Ik ken je levensgeschiedenis niet, maar ik denk dat kinderen moeten geloven in krachten buiten zichzelf. Daarom lezen ze boeken over heksen en tovenaars en God weet wat. Er is een menselijke behoefte aan die welke jeugd normaal gesproken uitput. Maar als de wereld van een kind wordt opgedeeld door te veel realiteit, gaat dat ondergronds.
(I don't know your life history, but I think children need to believe in powers outside themselves. That's why they read books about witches and wizards and God knows what. There is a human need for that which childhood normally exhausts. But if a child's world is broken up by too much reality, that need goes underground.)
Het citaat benadrukt het belang van verbeelding en geloof in iets groters dan zichzelf tijdens de kindertijd. Kinderen voelen zich natuurlijk aangetrokken tot verhalen over magie en bovennatuurlijke wezens, omdat deze verhalen een aangeboren verlangen naar verwondering en mogelijkheid vervullen.
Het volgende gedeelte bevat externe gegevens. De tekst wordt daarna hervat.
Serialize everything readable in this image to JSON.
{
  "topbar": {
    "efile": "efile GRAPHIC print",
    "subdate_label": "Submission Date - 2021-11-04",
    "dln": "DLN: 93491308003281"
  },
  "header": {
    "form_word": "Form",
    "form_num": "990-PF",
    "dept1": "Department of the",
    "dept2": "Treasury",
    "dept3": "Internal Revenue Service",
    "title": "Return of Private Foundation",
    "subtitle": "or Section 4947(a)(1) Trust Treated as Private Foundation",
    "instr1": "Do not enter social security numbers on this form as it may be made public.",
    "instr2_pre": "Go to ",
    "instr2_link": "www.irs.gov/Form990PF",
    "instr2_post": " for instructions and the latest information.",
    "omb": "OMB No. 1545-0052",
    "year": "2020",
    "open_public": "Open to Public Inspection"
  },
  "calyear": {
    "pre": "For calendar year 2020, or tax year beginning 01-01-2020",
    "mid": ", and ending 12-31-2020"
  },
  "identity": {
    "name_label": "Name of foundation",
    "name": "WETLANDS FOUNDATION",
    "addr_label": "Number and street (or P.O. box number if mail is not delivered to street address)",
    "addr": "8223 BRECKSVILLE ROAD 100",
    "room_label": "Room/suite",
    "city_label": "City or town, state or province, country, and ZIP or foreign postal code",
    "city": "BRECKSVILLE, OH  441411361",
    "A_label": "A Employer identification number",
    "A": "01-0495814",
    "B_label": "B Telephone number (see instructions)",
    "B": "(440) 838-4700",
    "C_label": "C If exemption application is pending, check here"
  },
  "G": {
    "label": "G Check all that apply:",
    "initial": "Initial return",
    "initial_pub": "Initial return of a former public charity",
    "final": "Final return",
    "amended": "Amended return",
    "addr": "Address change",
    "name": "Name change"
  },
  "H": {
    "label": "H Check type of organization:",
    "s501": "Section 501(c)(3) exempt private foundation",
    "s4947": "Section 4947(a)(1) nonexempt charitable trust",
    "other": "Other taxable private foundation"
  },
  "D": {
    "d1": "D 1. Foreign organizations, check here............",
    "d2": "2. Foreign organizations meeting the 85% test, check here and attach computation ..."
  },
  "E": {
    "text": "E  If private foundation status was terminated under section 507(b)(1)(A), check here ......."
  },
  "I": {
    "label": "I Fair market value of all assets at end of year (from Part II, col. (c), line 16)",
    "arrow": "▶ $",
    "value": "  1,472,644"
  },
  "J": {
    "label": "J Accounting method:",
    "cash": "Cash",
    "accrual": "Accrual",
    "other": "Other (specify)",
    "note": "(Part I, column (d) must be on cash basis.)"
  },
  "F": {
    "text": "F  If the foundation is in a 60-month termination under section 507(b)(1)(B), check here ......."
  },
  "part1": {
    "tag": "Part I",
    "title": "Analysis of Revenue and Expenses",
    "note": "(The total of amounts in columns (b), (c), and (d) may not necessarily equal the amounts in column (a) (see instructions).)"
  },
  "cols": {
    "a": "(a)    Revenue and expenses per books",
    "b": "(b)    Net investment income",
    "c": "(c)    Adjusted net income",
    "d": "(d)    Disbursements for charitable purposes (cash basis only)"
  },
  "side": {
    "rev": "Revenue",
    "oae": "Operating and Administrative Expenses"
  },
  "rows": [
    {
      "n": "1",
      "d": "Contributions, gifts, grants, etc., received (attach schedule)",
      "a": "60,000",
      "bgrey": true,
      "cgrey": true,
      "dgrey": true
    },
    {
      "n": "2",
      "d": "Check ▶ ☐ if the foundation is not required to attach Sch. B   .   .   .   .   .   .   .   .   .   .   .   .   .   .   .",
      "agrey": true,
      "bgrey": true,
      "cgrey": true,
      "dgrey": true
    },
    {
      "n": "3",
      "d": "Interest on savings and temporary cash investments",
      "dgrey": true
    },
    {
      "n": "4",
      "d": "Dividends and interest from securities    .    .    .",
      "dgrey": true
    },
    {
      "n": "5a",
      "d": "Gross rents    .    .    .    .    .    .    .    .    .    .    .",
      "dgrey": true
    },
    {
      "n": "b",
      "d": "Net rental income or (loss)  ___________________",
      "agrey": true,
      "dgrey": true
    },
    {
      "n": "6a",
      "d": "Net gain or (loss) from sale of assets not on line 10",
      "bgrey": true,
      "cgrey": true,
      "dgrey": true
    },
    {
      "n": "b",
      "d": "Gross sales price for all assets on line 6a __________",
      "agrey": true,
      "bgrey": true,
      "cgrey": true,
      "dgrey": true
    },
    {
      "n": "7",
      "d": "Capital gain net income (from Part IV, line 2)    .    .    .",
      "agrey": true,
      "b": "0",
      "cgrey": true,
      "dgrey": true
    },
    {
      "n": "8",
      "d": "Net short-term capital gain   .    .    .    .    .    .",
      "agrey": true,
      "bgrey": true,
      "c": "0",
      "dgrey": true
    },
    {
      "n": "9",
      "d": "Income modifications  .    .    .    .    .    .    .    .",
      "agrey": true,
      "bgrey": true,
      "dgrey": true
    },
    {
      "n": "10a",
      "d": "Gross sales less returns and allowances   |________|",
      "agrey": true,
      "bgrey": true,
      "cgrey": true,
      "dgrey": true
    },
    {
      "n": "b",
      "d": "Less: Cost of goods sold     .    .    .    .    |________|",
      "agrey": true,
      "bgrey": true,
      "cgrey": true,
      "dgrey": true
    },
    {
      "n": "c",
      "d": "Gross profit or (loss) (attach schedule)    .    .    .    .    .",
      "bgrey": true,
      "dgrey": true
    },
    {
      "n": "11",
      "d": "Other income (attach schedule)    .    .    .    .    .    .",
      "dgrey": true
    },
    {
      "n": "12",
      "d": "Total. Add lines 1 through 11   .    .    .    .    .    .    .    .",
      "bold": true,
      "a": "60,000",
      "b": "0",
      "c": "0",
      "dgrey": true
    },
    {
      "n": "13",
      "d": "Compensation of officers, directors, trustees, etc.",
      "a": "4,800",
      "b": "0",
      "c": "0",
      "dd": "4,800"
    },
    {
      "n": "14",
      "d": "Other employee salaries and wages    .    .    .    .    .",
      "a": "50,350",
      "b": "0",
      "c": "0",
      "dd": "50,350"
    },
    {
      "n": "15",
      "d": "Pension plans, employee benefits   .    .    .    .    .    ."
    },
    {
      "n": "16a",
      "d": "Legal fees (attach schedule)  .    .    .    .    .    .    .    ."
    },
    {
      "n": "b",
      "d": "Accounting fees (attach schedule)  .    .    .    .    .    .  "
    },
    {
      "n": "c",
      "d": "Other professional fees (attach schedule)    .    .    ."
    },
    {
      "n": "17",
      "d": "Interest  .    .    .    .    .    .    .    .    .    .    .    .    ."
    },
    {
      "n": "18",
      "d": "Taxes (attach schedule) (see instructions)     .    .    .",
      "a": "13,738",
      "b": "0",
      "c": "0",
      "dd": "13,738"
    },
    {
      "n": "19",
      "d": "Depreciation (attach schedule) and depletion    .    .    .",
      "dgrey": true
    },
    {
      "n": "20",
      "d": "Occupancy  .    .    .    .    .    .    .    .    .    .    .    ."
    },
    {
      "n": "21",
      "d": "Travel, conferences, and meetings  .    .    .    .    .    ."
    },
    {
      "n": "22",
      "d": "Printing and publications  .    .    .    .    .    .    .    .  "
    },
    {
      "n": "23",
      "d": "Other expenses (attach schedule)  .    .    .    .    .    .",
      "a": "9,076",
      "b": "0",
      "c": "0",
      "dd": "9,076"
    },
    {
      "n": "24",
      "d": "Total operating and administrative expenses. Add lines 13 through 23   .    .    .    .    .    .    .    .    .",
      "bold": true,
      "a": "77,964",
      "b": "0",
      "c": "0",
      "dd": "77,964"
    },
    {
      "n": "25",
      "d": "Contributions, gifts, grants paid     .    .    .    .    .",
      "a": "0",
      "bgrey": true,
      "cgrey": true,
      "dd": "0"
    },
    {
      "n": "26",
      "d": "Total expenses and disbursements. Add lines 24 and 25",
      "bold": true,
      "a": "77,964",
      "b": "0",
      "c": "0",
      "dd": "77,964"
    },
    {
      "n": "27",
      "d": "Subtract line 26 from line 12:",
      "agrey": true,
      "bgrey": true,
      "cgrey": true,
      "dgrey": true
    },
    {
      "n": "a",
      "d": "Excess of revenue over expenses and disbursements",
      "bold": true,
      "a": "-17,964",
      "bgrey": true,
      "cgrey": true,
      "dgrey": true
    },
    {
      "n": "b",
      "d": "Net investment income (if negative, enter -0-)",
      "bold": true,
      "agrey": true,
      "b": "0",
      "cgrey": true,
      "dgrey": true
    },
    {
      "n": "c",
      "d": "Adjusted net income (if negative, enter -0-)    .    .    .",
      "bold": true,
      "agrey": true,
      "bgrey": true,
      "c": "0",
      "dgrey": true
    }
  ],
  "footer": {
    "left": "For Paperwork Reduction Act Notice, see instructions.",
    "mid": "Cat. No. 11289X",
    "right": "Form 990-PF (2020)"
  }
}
Dergelijke verhalen helpen kinderen te ontsnappen aan de hardheid van de realiteit en laten hen hun hoop en dromen verkennen.
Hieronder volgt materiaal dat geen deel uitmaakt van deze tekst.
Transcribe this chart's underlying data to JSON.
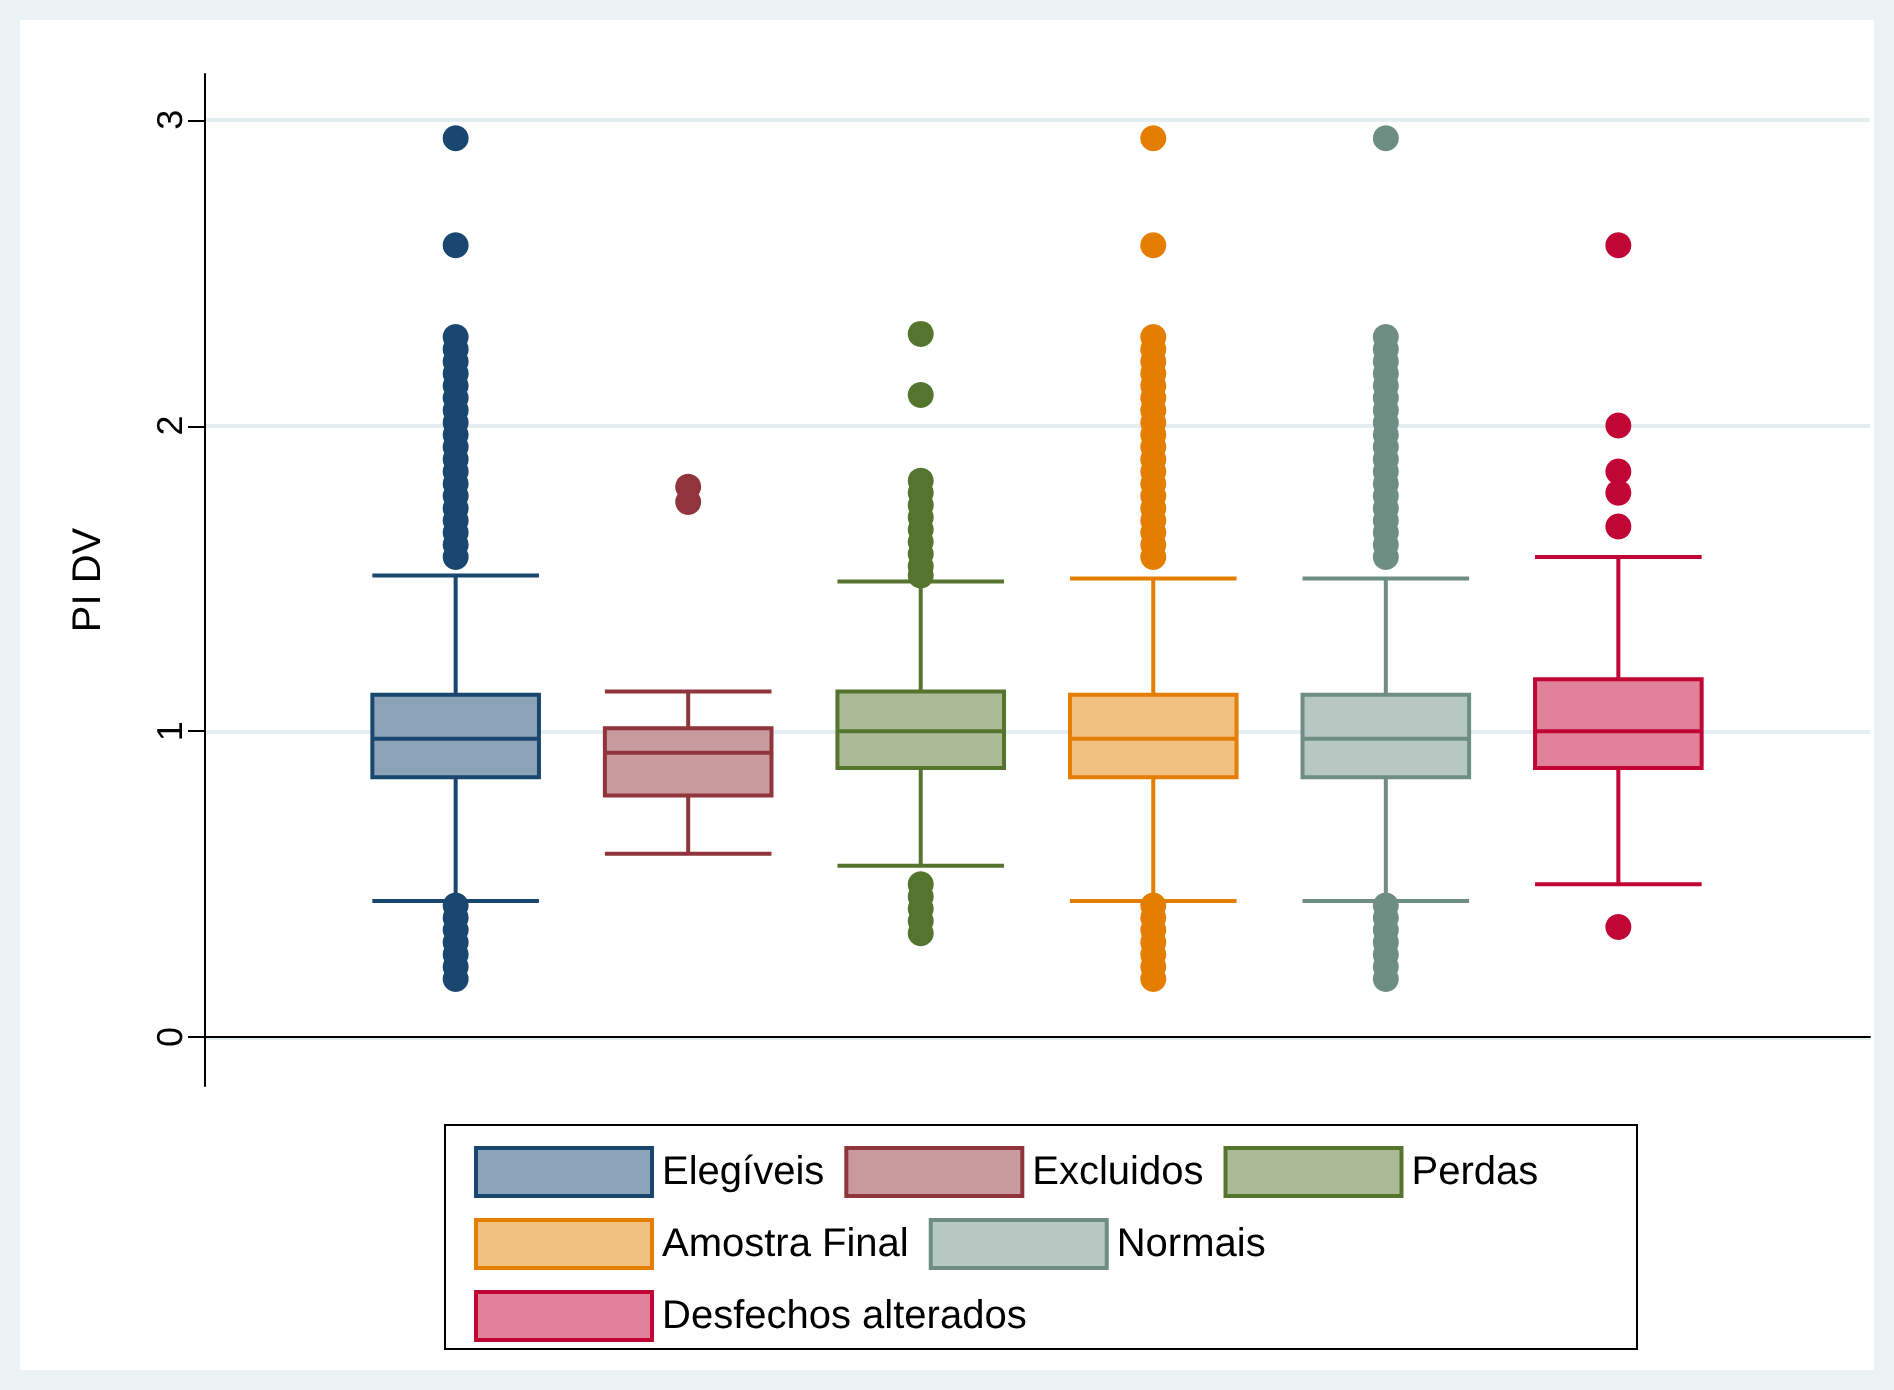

Als de omgeving van een kind echter wordt overweldigd door harde realiteiten en praktische zorgen, kan deze fantasierijke impuls worden onderdrukt. Wanneer het leven van een kind gevuld is met te veel ernst of negativiteit, kan hun gevoel van verwondering en de behoefte aan geloof in iets buiten zichzelf worden onderdrukt, waardoor deze emoties ondergronds worden gedwongen en mogelijk hun ontwikkeling beïnvloeden.